Bryce Harrington bryce at osdl.org
Wed Jan 4 00:13:28 PST 2006


On Tue, Jan 03, 2006 at 09:13:57PM -0700, Aaron J. Seigo wrote:
> On Tuesday 03 January 2006 20:56, Bryce Harrington wrote:
> > Hmm, do we have a feasible source for the monetary investment for this?
> > I'm guessing that something on the order of several million would be
> > required?
> 
> indeed...
> 
> <crazy thought process alert>
> 
> given that this is really a support service and support services are supposed 
> to be one of the "bread 'n butter" models of open source driven 
> business ......... i bet there's a business model in there somewhere ;) i 
> don't know if attempting to privatize it is really what we want, though.

I've been mulling on this idea a bit, of extracting the monetary support
from the content itself...

Using adsense as Mike suggests would be one way of achieving this, but
it occurred to me, why not do it even more directly?

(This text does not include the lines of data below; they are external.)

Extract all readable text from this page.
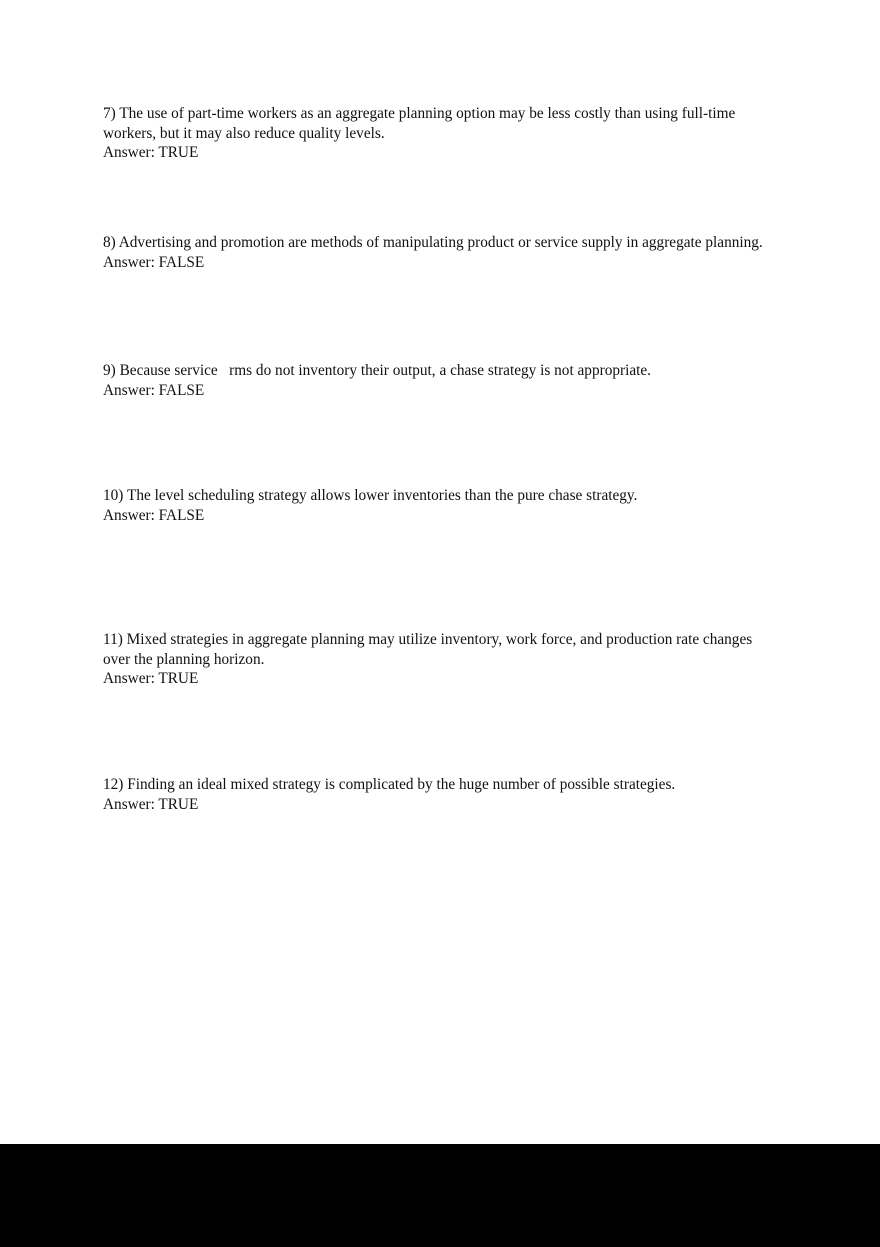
7) The use of part-time workers as an aggregate planning option may be less costly than using full-time workers, but it may also reduce quality levels.

Answer: TRUE

8) Advertising and promotion are methods of manipulating product or service supply in aggregate planning.

Answer: FALSE

9) Because service   rms do not inventory their output, a chase strategy is not appropriate.

Answer: FALSE

10) The level scheduling strategy allows lower inventories than the pure chase strategy.

Answer: FALSE

11) Mixed strategies in aggregate planning may utilize inventory, work force, and production rate changes over the planning horizon.

Answer: TRUE

12) Finding an ideal mixed strategy is complicated by the huge number of possible strategies.

Answer: TRUE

Various online and print magazines and technical journals pay directly
for content such as what we're talking about.  Usually something on the
order of $300-400 for a typical article.  Maybe more for print
magazines.  Not necessarily enough to quit your day job, but certainly
enough to make it interesting.

Imagine that we got a list of topics that ISVs considering Linux ports
have been concerned about, and then recruited the respective domain
experts to write articles about them, and helped hook them up with an
editor interested in running a story on it.  We may also provide some
peer review / editorial support; this could be especially critical for
non-native english speakers or developers not yet confident about their
writing skills.  The deal we make is that we simply ask that they agree
to place their article under a specific license that is compatible with
the dev portal, about a month after publication, and that their article
include a link to the dev portal.  This way, the magazine gets a great
article, we get a great piece of content for the dev portal and a link
from a high traffic site, the writer gets his name out in print, a few
hundred dollars, immortal fame in the dev portal, and the knowledge that
in one small but significant way, he's helping push Linux adoption.  And
the ISV reader gains an interesting and informative article to read in
his favorite 'zine, plus will be able to access that information in a
centralized location ever thereafter.